The administration set a goal for half of all vehicles sold by 2030 to be electric, plug-in hybrid, or fuel cell EVs. But battery electric vehicles and plug-in hybrids represented less than 10 percent of car sales in the U.S. as of June 2024. The gap between ambition and reality widens when EVs remain priced as luxury goods and the most affordable options are tariffed out of reach.

What does the tariff protect? Not American competitiveness in EV manufacturing, Chinese companies are simply building factories elsewhere. BYD opened a mega-factory in Camacari, Bahia, Brazil, at the site of a former Ford manufacturing plant. Both BYD and Great Wall Motor are cosponsors of the COP30 climate summit in Brazil. China's official delegation to that summit consisted of 789 people, second only to Brazil's 3,805. The U.S. federal government sent no official delegation.

The symbolism cuts deeper than attendance numbers. Chinese manufacturers are embedding themselves in the industrial and climate infrastructure of countries across the global south and Europe, while American policy treats the EV transition as something that can be managed through tariffs and delayed through protection of legacy automakers.

What the Rest of the World Is Buying

Globally, one in four new automotive vehicle sales in 2025 are expected to be electric. That transition is happening with or without American participation. European families are buying Chinese EVs that pass rigorous safety tests. Brazilian workers who lost jobs when Ford closed are being rehired at BYD's new facility. Southeast Asian and Australian buyers are accessing electric vehicles at price points that make the technology viable for middle-class households, not just wealthy early adopters.

The vast majority of Chinese-made EVs are still sold domestically rather than exported, but that's changing as manufacturers seek markets for their excess capacity. The infrastructure those export markets build, the supply chains they establish, and the technical standards they adopt will likely center on Chinese systems, not American ones.

The United States chose a tariff wall over a competitive strategy. China spent 15 years building the industrial capacity, charging infrastructure, and consumer market that made EVs cheaper than gas cars for two-thirds of models.

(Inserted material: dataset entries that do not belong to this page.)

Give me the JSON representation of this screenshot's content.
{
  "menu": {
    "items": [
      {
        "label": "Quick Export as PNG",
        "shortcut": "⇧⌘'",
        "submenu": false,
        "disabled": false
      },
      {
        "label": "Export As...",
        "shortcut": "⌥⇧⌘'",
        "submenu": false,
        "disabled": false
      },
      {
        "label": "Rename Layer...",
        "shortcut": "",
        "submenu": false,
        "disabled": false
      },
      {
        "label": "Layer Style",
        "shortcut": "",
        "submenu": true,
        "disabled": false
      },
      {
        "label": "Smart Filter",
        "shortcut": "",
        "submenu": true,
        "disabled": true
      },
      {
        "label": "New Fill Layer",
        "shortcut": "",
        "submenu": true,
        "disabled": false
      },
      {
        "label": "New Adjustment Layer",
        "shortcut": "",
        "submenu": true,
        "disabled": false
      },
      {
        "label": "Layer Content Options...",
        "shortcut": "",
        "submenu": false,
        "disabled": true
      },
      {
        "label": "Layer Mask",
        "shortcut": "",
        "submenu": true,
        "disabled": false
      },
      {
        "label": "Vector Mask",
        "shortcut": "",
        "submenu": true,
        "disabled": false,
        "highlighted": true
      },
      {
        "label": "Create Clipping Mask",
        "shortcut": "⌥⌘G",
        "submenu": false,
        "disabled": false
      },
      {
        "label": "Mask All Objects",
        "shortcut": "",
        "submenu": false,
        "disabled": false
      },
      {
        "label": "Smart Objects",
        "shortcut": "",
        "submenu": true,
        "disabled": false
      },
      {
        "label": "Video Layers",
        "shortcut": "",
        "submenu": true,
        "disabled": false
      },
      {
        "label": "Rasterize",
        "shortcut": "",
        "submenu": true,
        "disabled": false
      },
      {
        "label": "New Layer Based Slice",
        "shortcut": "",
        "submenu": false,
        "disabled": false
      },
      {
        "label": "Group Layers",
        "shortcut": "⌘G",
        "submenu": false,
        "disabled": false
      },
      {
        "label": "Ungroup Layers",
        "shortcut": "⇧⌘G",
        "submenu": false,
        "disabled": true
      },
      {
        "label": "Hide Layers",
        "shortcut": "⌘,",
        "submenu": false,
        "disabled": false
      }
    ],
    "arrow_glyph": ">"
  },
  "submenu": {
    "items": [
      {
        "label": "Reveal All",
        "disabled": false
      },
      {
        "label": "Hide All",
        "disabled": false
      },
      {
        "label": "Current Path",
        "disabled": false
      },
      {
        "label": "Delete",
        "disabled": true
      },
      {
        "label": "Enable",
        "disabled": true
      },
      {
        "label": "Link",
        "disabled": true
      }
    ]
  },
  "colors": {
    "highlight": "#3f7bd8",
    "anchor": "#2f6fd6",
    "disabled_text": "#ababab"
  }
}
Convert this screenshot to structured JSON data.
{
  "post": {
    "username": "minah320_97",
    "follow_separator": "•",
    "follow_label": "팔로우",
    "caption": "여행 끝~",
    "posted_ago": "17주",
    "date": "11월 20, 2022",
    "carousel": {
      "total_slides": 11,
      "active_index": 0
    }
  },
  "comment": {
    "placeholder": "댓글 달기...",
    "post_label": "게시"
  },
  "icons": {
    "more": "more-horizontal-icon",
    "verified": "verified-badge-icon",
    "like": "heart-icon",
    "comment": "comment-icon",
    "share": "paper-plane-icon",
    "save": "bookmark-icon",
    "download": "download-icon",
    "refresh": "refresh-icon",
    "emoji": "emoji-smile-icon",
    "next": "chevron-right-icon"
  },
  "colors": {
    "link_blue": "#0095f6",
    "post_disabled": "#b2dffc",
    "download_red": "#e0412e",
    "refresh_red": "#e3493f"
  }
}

America spent $7.5 billion on charging infrastructure that has produced 69 working fast chargers across eight states, then blocked the cheapest EVs from entering the market to protect automakers that cannot match Chinese production speed or cost.

The rest of the world is moving into an electric vehicle future at accessible prices. Whether American buyers and workers will participate in that transition, or watch it happen elsewhere, depends on whether protection can substitute for competition. The early evidence suggests it cannot.